I've been a Penn State fan for 38 years. In the past 48 hours I've gone through a range of emotions, starting with maybe a little bit of denial, to anger, and now just absolute disgust.
Joe Pa and Penn State has represented to me everything that was right with college athletics. He's also a rare link to my childhood. I can't say that I can still put on my favorite show when I was a kid, but I can put on a Penn State game and see a man standing on the sidelines or lead a team through a tunnel that has done it as long as I can remember.
Many of you have no idea what that's all about, because most of you are fans of college teams that have coaching carousel every couple years and have no idea what that bond means. Therefore you couldn't possibly understand why we night be a little behind (no pun intended) in joining the mob and calling for his head.
Most of you had a predisposition on Paterno which made it easy for you to jump all over him. That's fine, there were people that have had not liked Paterno because of his supposed holier than thou national image since most of your grandfather's hey day. The national outcry doesn't suprise me.
I've gone on record in this forum saying he should step down. I still agree with that. However after thinking about it I'll expound on this further. I think he should of left 15 years ago. I've always been the first guy to jump up and scream at anyone that thought the admin should step in and replace him. I thought his years of service gave him the right to leave on his own terms.
But I was wrong, and the more I think about it the more my stance was bred from selfishness. I couldn't let it go. But from my perspective now, they would have done him a favor by letting him go 15 years ago.

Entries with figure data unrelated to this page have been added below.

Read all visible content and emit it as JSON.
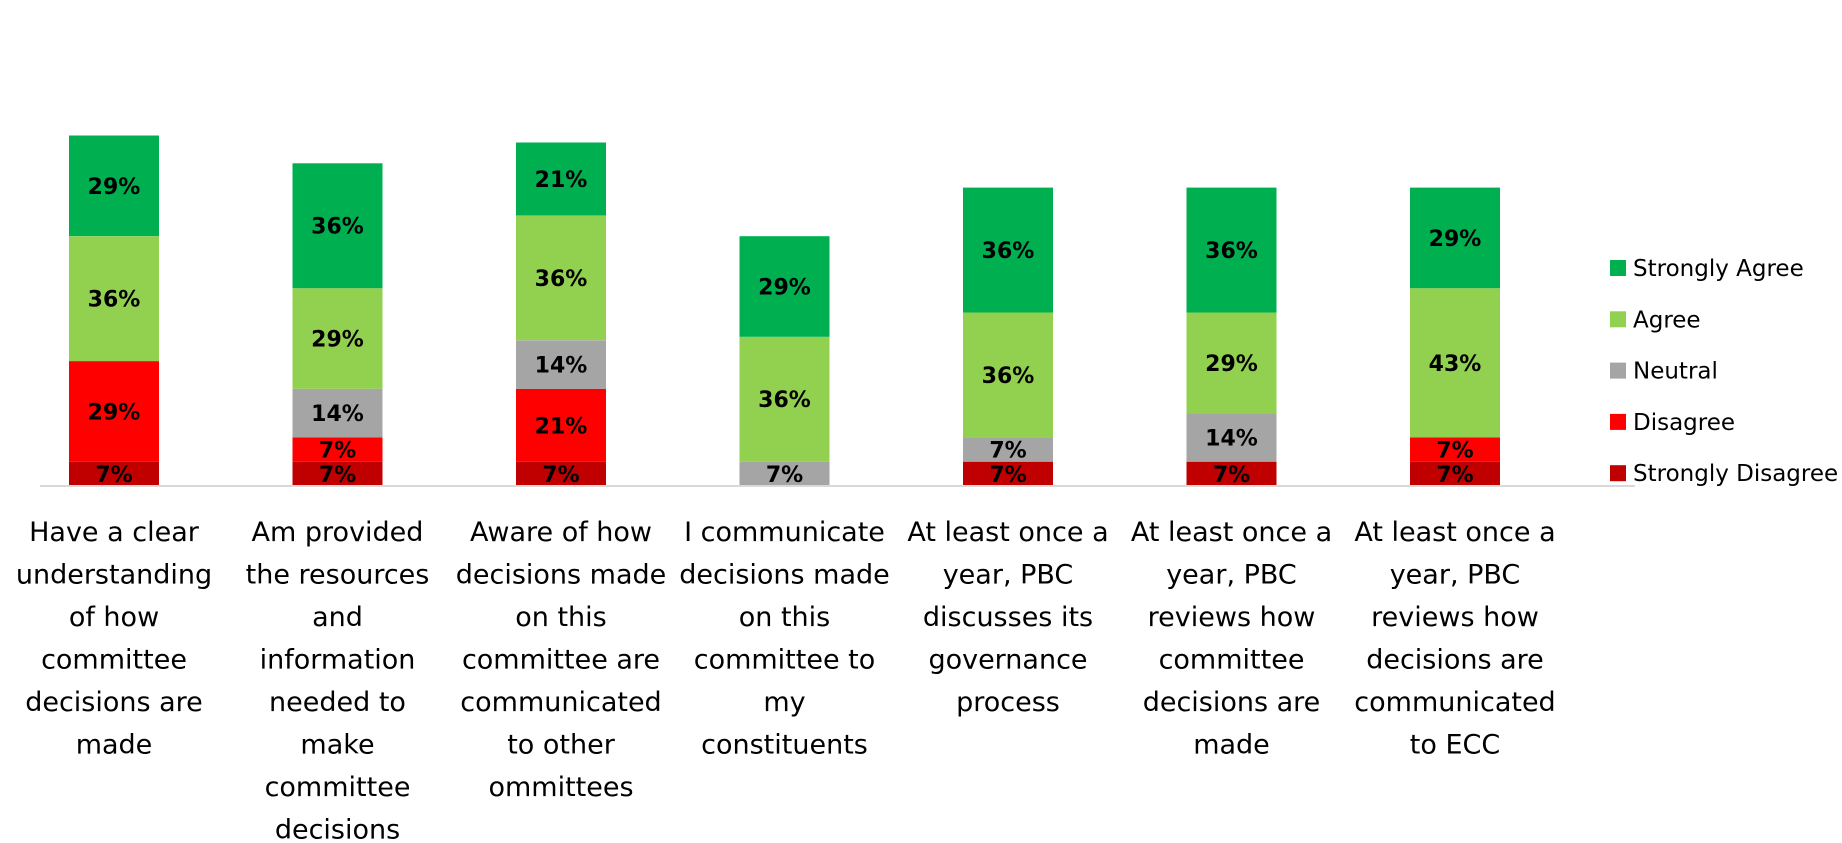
{
  "chart_data": {
    "type": "bar",
    "stacked": true,
    "categories": [
      "Have a clear understanding of how committee decisions are made",
      "Am provided the resources and information needed to make committee decisions",
      "Aware of how decisions made on this committee are communicated to other ommittees",
      "I communicate decisions made on this committee to my constituents",
      "At least once a year, PBC discusses its governance process",
      "At least once a year, PBC reviews how committee decisions are made",
      "At least once a year, PBC reviews how decisions are communicated to ECC"
    ],
    "category_lines": [
      [
        "Have a clear",
        "understanding",
        "of how",
        "committee",
        "decisions are",
        "made"
      ],
      [
        "Am provided",
        "the resources",
        "and",
        "information",
        "needed to",
        "make",
        "committee",
        "decisions"
      ],
      [
        "Aware of how",
        "decisions made",
        "on this",
        "committee are",
        "communicated",
        "to other",
        "ommittees"
      ],
      [
        "I communicate",
        "decisions made",
        "on this",
        "committee to",
        "my",
        "constituents"
      ],
      [
        "At least once a",
        "year, PBC",
        "discusses its",
        "governance",
        "process"
      ],
      [
        "At least once a",
        "year, PBC",
        "reviews how",
        "committee",
        "decisions are",
        "made"
      ],
      [
        "At least once a",
        "year, PBC",
        "reviews how",
        "decisions are",
        "communicated",
        "to ECC"
      ]
    ],
    "series": [
      {
        "name": "Strongly Disagree",
        "color": "#C00000",
        "values": [
          7,
          7,
          7,
          0,
          7,
          7,
          7
        ]
      },
      {
        "name": "Disagree",
        "color": "#FF0000",
        "values": [
          29,
          7,
          21,
          0,
          0,
          0,
          7
        ]
      },
      {
        "name": "Neutral",
        "color": "#A5A5A5",
        "values": [
          0,
          14,
          14,
          7,
          7,
          14,
          0
        ]
      },
      {
        "name": "Agree",
        "color": "#92D050",
        "values": [
          36,
          29,
          36,
          36,
          36,
          29,
          43
        ]
      },
      {
        "name": "Strongly Agree",
        "color": "#00B050",
        "values": [
          29,
          36,
          21,
          29,
          36,
          36,
          29
        ]
      }
    ],
    "value_suffix": "%",
    "legend_position": "right",
    "legend_order": [
      "Strongly Agree",
      "Agree",
      "Neutral",
      "Disagree",
      "Strongly Disagree"
    ],
    "grid": false,
    "ylim": [
      0,
      100
    ],
    "title": "",
    "xlabel": "",
    "ylabel": ""
  }
}
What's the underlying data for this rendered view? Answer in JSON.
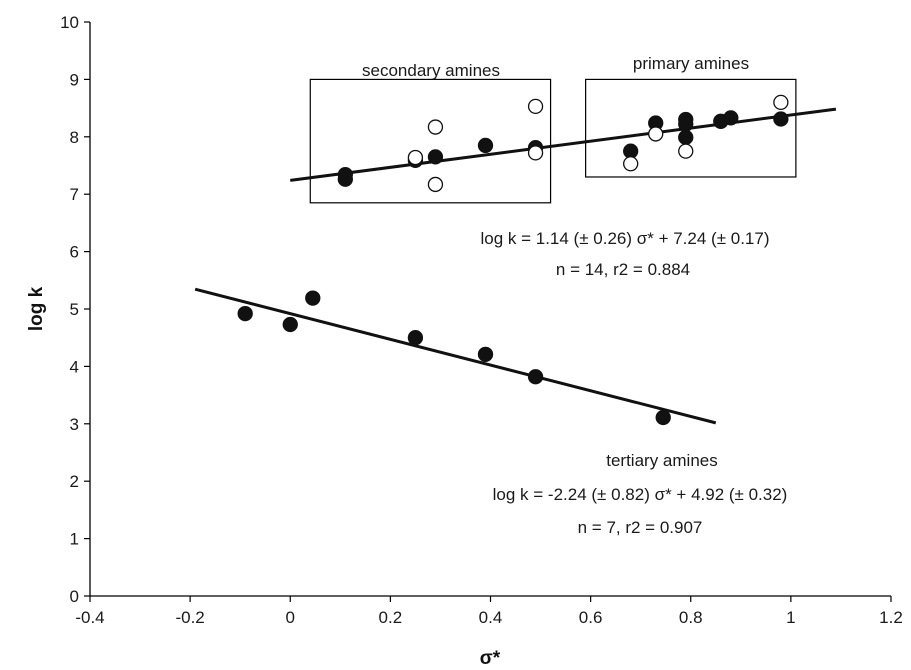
{
  "chart_data": {
    "type": "scatter",
    "xlabel": "σ*",
    "ylabel": "log k",
    "xlim": [
      -0.4,
      1.2
    ],
    "ylim": [
      0,
      10
    ],
    "xticks": [
      -0.4,
      -0.2,
      0,
      0.2,
      0.4,
      0.6,
      0.8,
      1,
      1.2
    ],
    "xtick_labels": [
      "-0.4",
      "-0.2",
      "0",
      "0.2",
      "0.4",
      "0.6",
      "0.8",
      "1",
      "1.2"
    ],
    "yticks": [
      0,
      1,
      2,
      3,
      4,
      5,
      6,
      7,
      8,
      9,
      10
    ],
    "ytick_labels": [
      "0",
      "1",
      "2",
      "3",
      "4",
      "5",
      "6",
      "7",
      "8",
      "9",
      "10"
    ],
    "grid": false,
    "series": [
      {
        "marker": "filled-circle",
        "color": "#111111",
        "points": [
          {
            "x": 0.11,
            "y": 7.34
          },
          {
            "x": 0.11,
            "y": 7.26
          },
          {
            "x": 0.25,
            "y": 7.59
          },
          {
            "x": 0.29,
            "y": 7.65
          },
          {
            "x": 0.39,
            "y": 7.85
          },
          {
            "x": 0.49,
            "y": 7.81
          },
          {
            "x": 0.73,
            "y": 8.24
          },
          {
            "x": 0.68,
            "y": 7.75
          },
          {
            "x": 0.79,
            "y": 8.3
          },
          {
            "x": 0.79,
            "y": 8.22
          },
          {
            "x": 0.79,
            "y": 7.99
          },
          {
            "x": 0.86,
            "y": 8.27
          },
          {
            "x": 0.88,
            "y": 8.33
          },
          {
            "x": 0.98,
            "y": 8.31
          }
        ]
      },
      {
        "marker": "open-circle",
        "color": "#111111",
        "points": [
          {
            "x": 0.25,
            "y": 7.64
          },
          {
            "x": 0.29,
            "y": 8.17
          },
          {
            "x": 0.29,
            "y": 7.17
          },
          {
            "x": 0.49,
            "y": 8.53
          },
          {
            "x": 0.49,
            "y": 7.72
          },
          {
            "x": 0.68,
            "y": 7.53
          },
          {
            "x": 0.73,
            "y": 8.05
          },
          {
            "x": 0.79,
            "y": 7.75
          },
          {
            "x": 0.98,
            "y": 8.6
          }
        ]
      },
      {
        "marker": "filled-circle",
        "color": "#111111",
        "points": [
          {
            "x": -0.09,
            "y": 4.92
          },
          {
            "x": 0.0,
            "y": 4.73
          },
          {
            "x": 0.045,
            "y": 5.19
          },
          {
            "x": 0.25,
            "y": 4.5
          },
          {
            "x": 0.39,
            "y": 4.21
          },
          {
            "x": 0.49,
            "y": 3.82
          },
          {
            "x": 0.745,
            "y": 3.11
          }
        ]
      }
    ],
    "fit_lines": [
      {
        "slope": 1.14,
        "intercept": 7.24,
        "x_range": [
          -0.0,
          1.09
        ]
      },
      {
        "slope": -2.24,
        "intercept": 4.92,
        "x_range": [
          -0.19,
          0.85
        ]
      }
    ],
    "boxes": [
      {
        "label": "secondary amines",
        "x_range": [
          0.04,
          0.52
        ],
        "y_range": [
          6.85,
          9.0
        ]
      },
      {
        "label": "primary amines",
        "x_range": [
          0.59,
          1.01
        ],
        "y_range": [
          7.3,
          9.0
        ]
      }
    ],
    "annotations": {
      "upper_eq": "log k = 1.14 (± 0.26) σ* + 7.24 (± 0.17)",
      "upper_stats": "n = 14, r2 = 0.884",
      "lower_title": "tertiary amines",
      "lower_eq": "log k = -2.24 (± 0.82) σ* + 4.92 (± 0.32)",
      "lower_stats": "n = 7, r2 = 0.907"
    }
  }
}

The fact of the matter is he's been in a figurehead position at this school for some time. Until now I didn't see any harm in it. But there was more than being just a recruiting bargaining chip and and living breathing monument when you still hold the position of head coach. I've thought about this a lot, and I have a hard time believing that he didn't think he was doing the right thing. I think he was possibly too out of touch to know what the right thing actually was.
It's abundantly clear to me that this situation was way over his head. For his sake, and the sake of the program, he needs to be let go. It tears me to pieces to say it, but he has to go.